Depending on how it's wielded at times, "objective" may be corrupted by background metaphysics and theories slash philosophies like direct perception and direct realism. In those cases, a situation we might crudely compare to a discussion about planetary origins taking place, but wherein the terms available all stem from a creationist school of thought. (Which is to say, the very units of parlance for such a conversation would be loaded beforehand with an underlying bias.)
To avoid metaphysics and accompanying dogma, "objective" can be conceived as the commonality of what the majority of people experience -- those that set standards based on what they have consensus about. And darn the social justice outcries over the excluded minority that's suffering from clinical conditions (who represent the world differently as well as contingently lack sight, hearing, pain, etc).
For instance, the definitions below draw from the content of senses. Not inference or apprehension via reason of an otherwise "not manifesting to itself" version of existence (like a physical universe or an immaterial one of abstract ideas rather than phenomenal events). Yes, the brain apparatus outputting our experiences is actually engaging in degrees of vetted guesswork itself -- but that's at least innate, evolutionary preferences rather than the later socially and personally acquired tendencies concerning understanding of what one sees, hears, smells, etc.
What's key is that biological processes do manage to install the same "operating system" for sensation/experience in most of the species, sans the wayward "defects" and mutational strayings in the lesser number of individuals. Making consensus possible (in the majority population). Few will declare an oncoming train to be an illusion if most of the crowd perceives it. Even a "hip" leftangelical critic of the West -- who might pretentiously be contending that their subculture doesn't accept the reality of trains -- will eventually abandon flirtation with suicide by stepping off the tracks.

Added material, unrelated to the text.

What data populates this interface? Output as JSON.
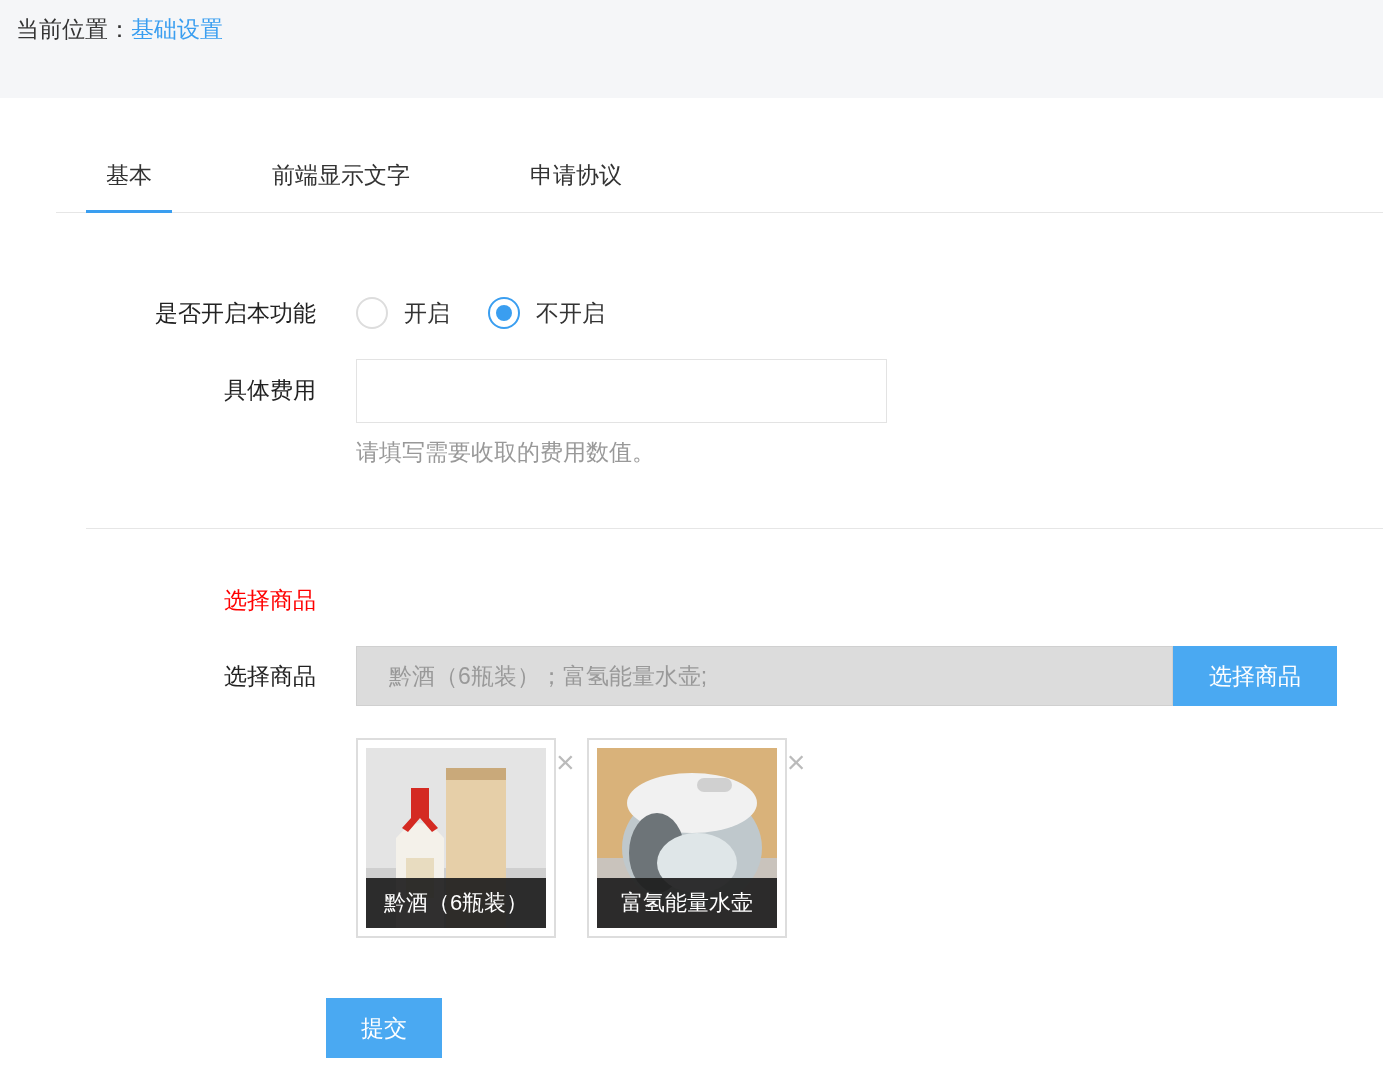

Adjective: objective ub'jek-tiv or ób'jek-tiv
Undistorted by emotion or personal bias; based on observable phenomena
"an objective appraisal"; "objective evidence";
- nonsubjective
Emphasizing or expressing things as perceived without distortion of personal feelings or interpretation
"objective art"
Belonging to immediate experience of actual things or events
"objective benefits"; "an objective example"; "there is no objective evidence of anything of the kind"
Consciousness is another term that's both unstable in terms of what it means and is loaded with pre-existing biases and philosophical baggage that accordingly obstructs inquiry into it (subjectivity or "mental" classification being one of those, which hampers reducing it down to an ontological attribute or capacity simply recruited by the brain for its sophisticated representations). The most unassailable version of "consciousness" simply subsumes everything happening in cognitive science and philosophy of mind -- an umbrella concept, IOW. But that generality thereby renders it useless for addressing anything specific -- and clearly some philosophers and scientists are narrowly applying it to a particular issue in the Hard Problem, not the whole herd of affairs.